Along S22, many can spot a purple field of blooming sand verbena, Abronia villosa. There are also desert sunflowers making their appearances, as well as chinchweed, Pectis papposa near Borrego Springs Road.
Tom Chester has provided a bloom status update as of Nov. 8.
"Flowers, flowers, in many places! Hillsides of flowers in a number of places! Carpets of flowers in a number of places! In NOVEMBER!!!
These wonderful fall blooms are the result of the best summer and fall rain that we've had in years. It rained at least someplace in our desert area, primarily in the desert transition area of our mountains, every month in the last six months, at a time of year when there is often essentially no rain.
There were widespread monsoonal storms in the mountains, and sometimes in the adjoining desert areas, in June, July, and August 2022. In week after week in July and August, thunderstorms formed in the Garner Valley area of the San Jacinto Mountains and drifted toward the Borrego Desert, dumping rain on the Santa Rosa Mountains and the nearby desert floor.

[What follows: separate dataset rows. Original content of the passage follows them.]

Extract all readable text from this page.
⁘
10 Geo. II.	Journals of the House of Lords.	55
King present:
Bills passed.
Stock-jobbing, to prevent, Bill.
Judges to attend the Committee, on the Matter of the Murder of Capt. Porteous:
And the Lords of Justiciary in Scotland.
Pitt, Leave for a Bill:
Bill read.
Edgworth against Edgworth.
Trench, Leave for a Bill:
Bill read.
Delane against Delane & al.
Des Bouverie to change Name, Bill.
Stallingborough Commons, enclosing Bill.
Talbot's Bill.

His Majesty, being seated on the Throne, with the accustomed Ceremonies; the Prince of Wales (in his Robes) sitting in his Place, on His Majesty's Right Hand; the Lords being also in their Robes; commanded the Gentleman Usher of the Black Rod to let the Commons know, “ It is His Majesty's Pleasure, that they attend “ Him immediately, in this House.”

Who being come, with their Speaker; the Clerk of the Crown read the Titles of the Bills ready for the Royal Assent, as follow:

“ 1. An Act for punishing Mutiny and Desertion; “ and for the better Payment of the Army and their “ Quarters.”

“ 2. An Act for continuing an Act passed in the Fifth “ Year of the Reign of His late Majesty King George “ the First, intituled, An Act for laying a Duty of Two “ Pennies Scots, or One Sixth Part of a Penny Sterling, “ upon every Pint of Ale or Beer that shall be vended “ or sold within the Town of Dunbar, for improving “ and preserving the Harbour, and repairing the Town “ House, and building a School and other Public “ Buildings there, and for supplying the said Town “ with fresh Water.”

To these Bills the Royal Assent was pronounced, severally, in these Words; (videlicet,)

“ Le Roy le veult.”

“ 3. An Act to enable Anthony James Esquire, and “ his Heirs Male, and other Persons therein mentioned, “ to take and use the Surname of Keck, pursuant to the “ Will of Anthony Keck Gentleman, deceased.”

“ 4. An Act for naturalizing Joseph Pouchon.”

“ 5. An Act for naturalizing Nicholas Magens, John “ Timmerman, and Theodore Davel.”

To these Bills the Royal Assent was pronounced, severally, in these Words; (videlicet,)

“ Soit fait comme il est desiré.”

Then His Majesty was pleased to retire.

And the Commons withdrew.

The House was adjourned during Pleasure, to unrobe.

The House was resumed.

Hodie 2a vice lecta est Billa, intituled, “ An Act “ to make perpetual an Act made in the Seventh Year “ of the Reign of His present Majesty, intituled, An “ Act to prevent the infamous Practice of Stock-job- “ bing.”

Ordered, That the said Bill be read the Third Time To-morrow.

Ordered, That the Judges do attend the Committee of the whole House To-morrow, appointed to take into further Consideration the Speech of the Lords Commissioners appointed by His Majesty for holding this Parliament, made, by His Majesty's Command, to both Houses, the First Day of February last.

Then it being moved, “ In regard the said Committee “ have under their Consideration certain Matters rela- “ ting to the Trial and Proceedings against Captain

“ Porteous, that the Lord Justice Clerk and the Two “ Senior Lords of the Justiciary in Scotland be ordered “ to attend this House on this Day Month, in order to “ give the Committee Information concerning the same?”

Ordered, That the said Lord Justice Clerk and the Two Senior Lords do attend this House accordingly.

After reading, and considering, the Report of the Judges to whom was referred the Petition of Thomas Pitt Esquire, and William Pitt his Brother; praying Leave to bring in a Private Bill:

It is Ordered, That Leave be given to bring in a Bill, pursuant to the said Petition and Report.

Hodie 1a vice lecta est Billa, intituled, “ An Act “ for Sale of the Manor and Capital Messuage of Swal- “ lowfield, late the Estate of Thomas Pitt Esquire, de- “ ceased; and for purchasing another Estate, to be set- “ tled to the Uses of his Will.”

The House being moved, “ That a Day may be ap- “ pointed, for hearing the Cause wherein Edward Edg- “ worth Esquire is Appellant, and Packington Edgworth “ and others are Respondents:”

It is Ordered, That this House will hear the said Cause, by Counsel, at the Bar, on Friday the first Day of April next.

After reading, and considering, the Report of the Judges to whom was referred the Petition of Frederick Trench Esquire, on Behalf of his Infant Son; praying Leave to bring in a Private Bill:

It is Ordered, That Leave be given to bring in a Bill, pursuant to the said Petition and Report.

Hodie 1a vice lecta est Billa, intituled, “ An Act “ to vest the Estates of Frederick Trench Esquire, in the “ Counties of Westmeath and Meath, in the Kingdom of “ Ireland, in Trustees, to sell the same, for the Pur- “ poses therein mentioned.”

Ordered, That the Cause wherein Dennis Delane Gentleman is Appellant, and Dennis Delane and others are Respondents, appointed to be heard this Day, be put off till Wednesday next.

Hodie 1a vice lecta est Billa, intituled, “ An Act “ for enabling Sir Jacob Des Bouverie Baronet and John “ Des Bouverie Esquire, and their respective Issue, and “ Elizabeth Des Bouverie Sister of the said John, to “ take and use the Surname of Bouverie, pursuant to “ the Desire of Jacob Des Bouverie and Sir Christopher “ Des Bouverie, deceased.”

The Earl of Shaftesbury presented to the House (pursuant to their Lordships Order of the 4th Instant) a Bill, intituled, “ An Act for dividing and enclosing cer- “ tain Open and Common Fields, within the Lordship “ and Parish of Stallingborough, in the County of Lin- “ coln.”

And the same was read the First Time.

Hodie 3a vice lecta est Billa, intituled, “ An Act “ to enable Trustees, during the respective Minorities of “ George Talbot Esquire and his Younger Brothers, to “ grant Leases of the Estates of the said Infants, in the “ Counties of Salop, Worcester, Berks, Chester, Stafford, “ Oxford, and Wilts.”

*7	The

The capper was when the remnants of Tropical Storm Kay dropped as much as four inches of rain in places on the desert slopes and mountain crests of San Diego County in mid-September. Ranchita got four inches from that storm, following four inches from a previous monsoonal storm earlier, and the desert area near Borrego Springs received 1.5 inches.
There was additional rainfall in October both from monsoonal storms and from a cutoff low.
As a result, almost the entire Desert Transition area, the area west and north of the desert floor, has at least some fall blooms, and some areas look gorgeous. Even areas of the desert floor, in Borrego Springs, and from Vallecito County Park to Carrizo Creek, have abundant blooms.
Many, but not all, of the areas with good blooms are documented at iNat, mostly by Fred Melgert and Carla Hoegen. As of 8 November 2022, there are 452 observations (209 from Fred and Carla) of Pectis papposa (218 obs); Bahiopsis parishii (82 obs); Abronia villosa (76 obs); and Amaranthus fimbriatus (76 obs)."